Lucinda noticed his voice was fading back into her memory. Vernon’s image floated between the classroom of ten years ago and her boarding house room of today. “Vernon! Don’t do that! It’s a mistake! Vernon!”

“I have just one last thing.” He pointed out the door into the boarding house hall. “Nancy’s little girl. She’s mine, ain’t she?”

“Isn’t, not ain’t,” she said, slipping back into her old ways.

“I’ll say ain’t if I damn well want to!” For the first time in front of his teacher, Vernon raised his voice in rage.

“Please, Vernon—“

“She’s my little girl, ain’t she?”

“Legally—“

“Ain’t she!?” He lost all control of his emotions.

“Yes.” Completely depleted, Lucinda collapsed into her rocking chair, now firmly affixed to the present. Her hand went to her chest.

“I’m a daddy.”

“She’s lovely — and smart.” Lucinda closed her eyes and smiled. “She has this way of seeing the world clearly, like you.”

“She’s smart.” His voice was fading like an echo.

“Very.” She rocked slowly, comforted by her mind’s images of Shirley.

“And good. I want my little girl to be good.” His voice was hardly discernible.

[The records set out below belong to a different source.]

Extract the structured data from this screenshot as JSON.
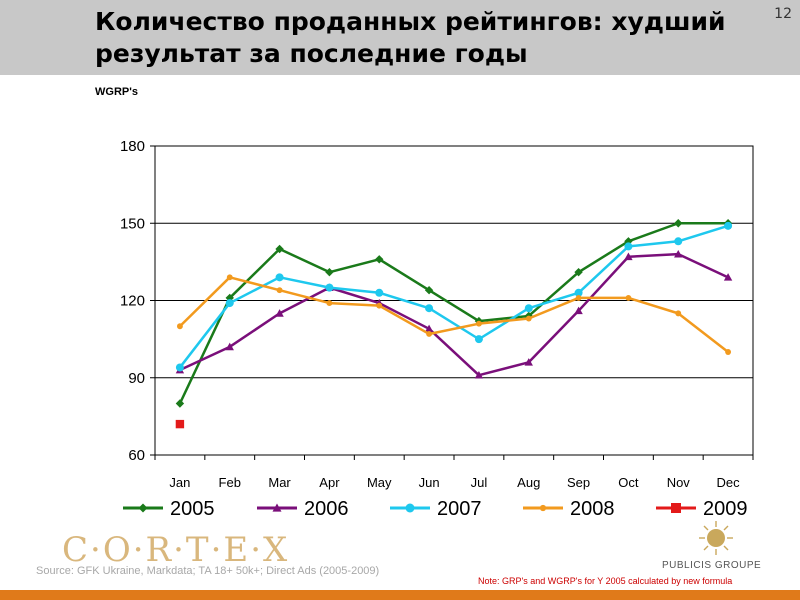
{
  "slide": {
    "title": "Количество проданных рейтингов: худший результат за последние годы",
    "page_number": "12",
    "unit_label": "WGRP's",
    "source": "Source: GFK Ukraine, Markdata; TA 18+ 50k+; Direct Ads (2005-2009)",
    "note": "Note: GRP's and WGRP's for Y 2005 calculated by new formula"
  },
  "logos": {
    "cortex_text": "C·O·R·T·E·X",
    "cortex_color": "#d9b77d",
    "publicis_text": "PUBLICIS GROUPE"
  },
  "chart_data": {
    "type": "line",
    "title": "",
    "xlabel": "",
    "ylabel": "WGRP's",
    "categories": [
      "Jan",
      "Feb",
      "Mar",
      "Apr",
      "May",
      "Jun",
      "Jul",
      "Aug",
      "Sep",
      "Oct",
      "Nov",
      "Dec"
    ],
    "ylim": [
      60,
      180
    ],
    "yticks": [
      60,
      90,
      120,
      150,
      180
    ],
    "grid": true,
    "legend_position": "bottom",
    "series": [
      {
        "name": "2005",
        "color": "#1a7a1a",
        "marker": "diamond",
        "values": [
          80,
          121,
          140,
          131,
          136,
          124,
          112,
          114,
          131,
          143,
          150,
          150
        ]
      },
      {
        "name": "2006",
        "color": "#7a0f7a",
        "marker": "triangle",
        "values": [
          93,
          102,
          115,
          125,
          119,
          109,
          91,
          96,
          116,
          137,
          138,
          129
        ]
      },
      {
        "name": "2007",
        "color": "#1ec8ee",
        "marker": "circle",
        "values": [
          94,
          119,
          129,
          125,
          123,
          117,
          105,
          117,
          123,
          141,
          143,
          149
        ]
      },
      {
        "name": "2008",
        "color": "#f29a1e",
        "marker": "dot",
        "values": [
          110,
          129,
          124,
          119,
          118,
          107,
          111,
          113,
          121,
          121,
          115,
          100
        ]
      },
      {
        "name": "2009",
        "color": "#e31a1a",
        "marker": "square",
        "values": [
          72,
          null,
          null,
          null,
          null,
          null,
          null,
          null,
          null,
          null,
          null,
          null
        ]
      }
    ]
  }
}
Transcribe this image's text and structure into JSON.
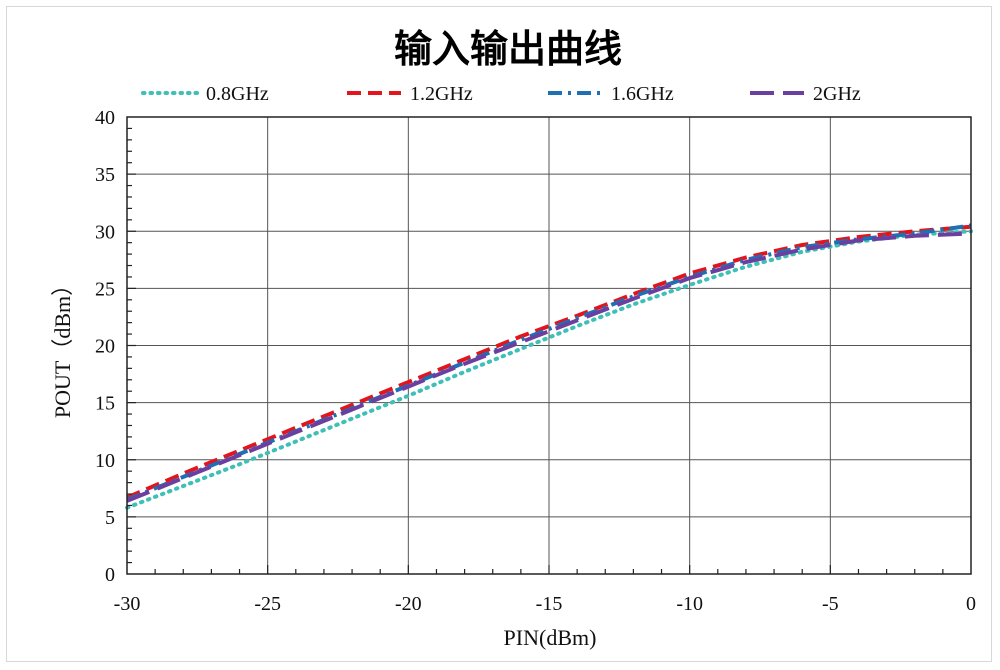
{
  "chart_data": {
    "type": "line",
    "title": "输入输出曲线",
    "xlabel": "PIN(dBm)",
    "ylabel": "POUT（dBm）",
    "xlim": [
      -30,
      0
    ],
    "ylim": [
      0,
      40
    ],
    "xticks": [
      "-30",
      "-25",
      "-20",
      "-15",
      "-10",
      "-5",
      "0"
    ],
    "yticks": [
      "0",
      "5",
      "10",
      "15",
      "20",
      "25",
      "30",
      "35",
      "40"
    ],
    "grid": true,
    "legend_position": "top",
    "x": [
      -30,
      -28,
      -26,
      -24,
      -22,
      -20,
      -18,
      -16,
      -14,
      -12,
      -10,
      -8,
      -6,
      -4,
      -2,
      0
    ],
    "series": [
      {
        "name": "0.8GHz",
        "color": "#3fbfb6",
        "dash": "dotted",
        "values": [
          5.8,
          7.7,
          9.6,
          11.6,
          13.6,
          15.6,
          17.7,
          19.7,
          21.7,
          23.6,
          25.3,
          26.9,
          28.2,
          29.1,
          29.7,
          30.0
        ]
      },
      {
        "name": "1.2GHz",
        "color": "#e3141c",
        "dash": "dashed",
        "values": [
          6.7,
          8.8,
          10.8,
          12.8,
          14.8,
          16.8,
          18.8,
          20.8,
          22.6,
          24.5,
          26.3,
          27.7,
          28.8,
          29.5,
          30.0,
          30.4
        ]
      },
      {
        "name": "1.6GHz",
        "color": "#1f6fb5",
        "dash": "dashdot",
        "values": [
          6.5,
          8.5,
          10.5,
          12.5,
          14.5,
          16.5,
          18.5,
          20.5,
          22.4,
          24.3,
          26.0,
          27.5,
          28.6,
          29.3,
          29.8,
          30.5
        ]
      },
      {
        "name": "2GHz",
        "color": "#6b3fa0",
        "dash": "longdash",
        "values": [
          6.4,
          8.4,
          10.4,
          12.4,
          14.4,
          16.4,
          18.4,
          20.3,
          22.2,
          24.1,
          25.9,
          27.3,
          28.4,
          29.2,
          29.6,
          29.8
        ]
      }
    ]
  }
}
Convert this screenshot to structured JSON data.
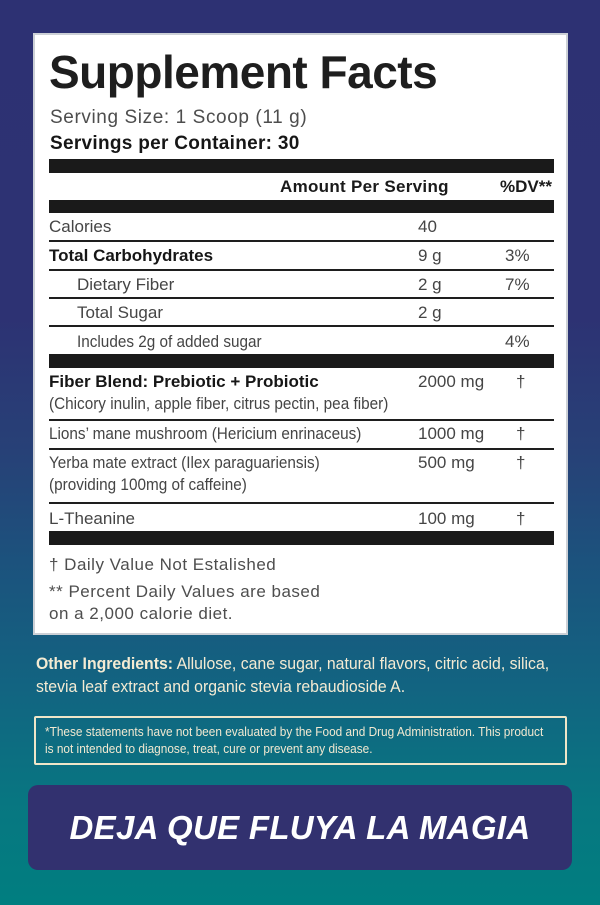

“No sweeter child ever lived.”

“I wonder what she thinks of her goofy old daddy.” Vernon laughed.

Lucinda’s eyes opened, her consciousness jostled to harsh reality. “Well . . . .”

“What?” His laugh evaporated.

“She doesn’t know.”

“Who does she think her daddy is?”

The very absurdity of the words caused Lucinda’s breath to become labored. “Nancy told her Warren Beatty, but Shirley doesn’t believe it.”

“Shirley?”

“Nancy named her after Beatty’s sister, Shirley MacLaine.” She covered her mouth with her hand to hide her quivering lips.

“That’s an old lady’s name.”

“That’s what Shirley says.”

“So she doesn’t know about me?”

Lucinda closed her eyes again and shook her head.

“You live in the same house, and you haven’t told her?”

His voice invaded her being and was intolerable. With all her strength she whispered, “It’s not up to me to tell her. I keep hoping Nancy will explain it.”

“The only thing I ever made that turned out good, and she doesn’t know I even existed?” Vernon’s voice weakened again, going down into the darkness of unpleasant memories.

“It’s not up to me.” All she could do was to repeat herself.

“I don’t exist for my baby.”

Lucinda’s native, irrational optimism gave her strength. “She’ll know someday. You’ll see.”

“Maybe I won’t.” His voice was almost gone. “Maybe Nancy will forget all about me before she tells Shirley. Then I’ll really be gone. Nobody will care.”

“I care.” Lucinda more than cared, but she did not have the courage to admit her feelings to Vernon.

“No, you don’t. Nobody cares.”

The words were vaporous, and she almost did not discern them. When she opened her eyes, Vernon was gone, and someone was knocking at her door.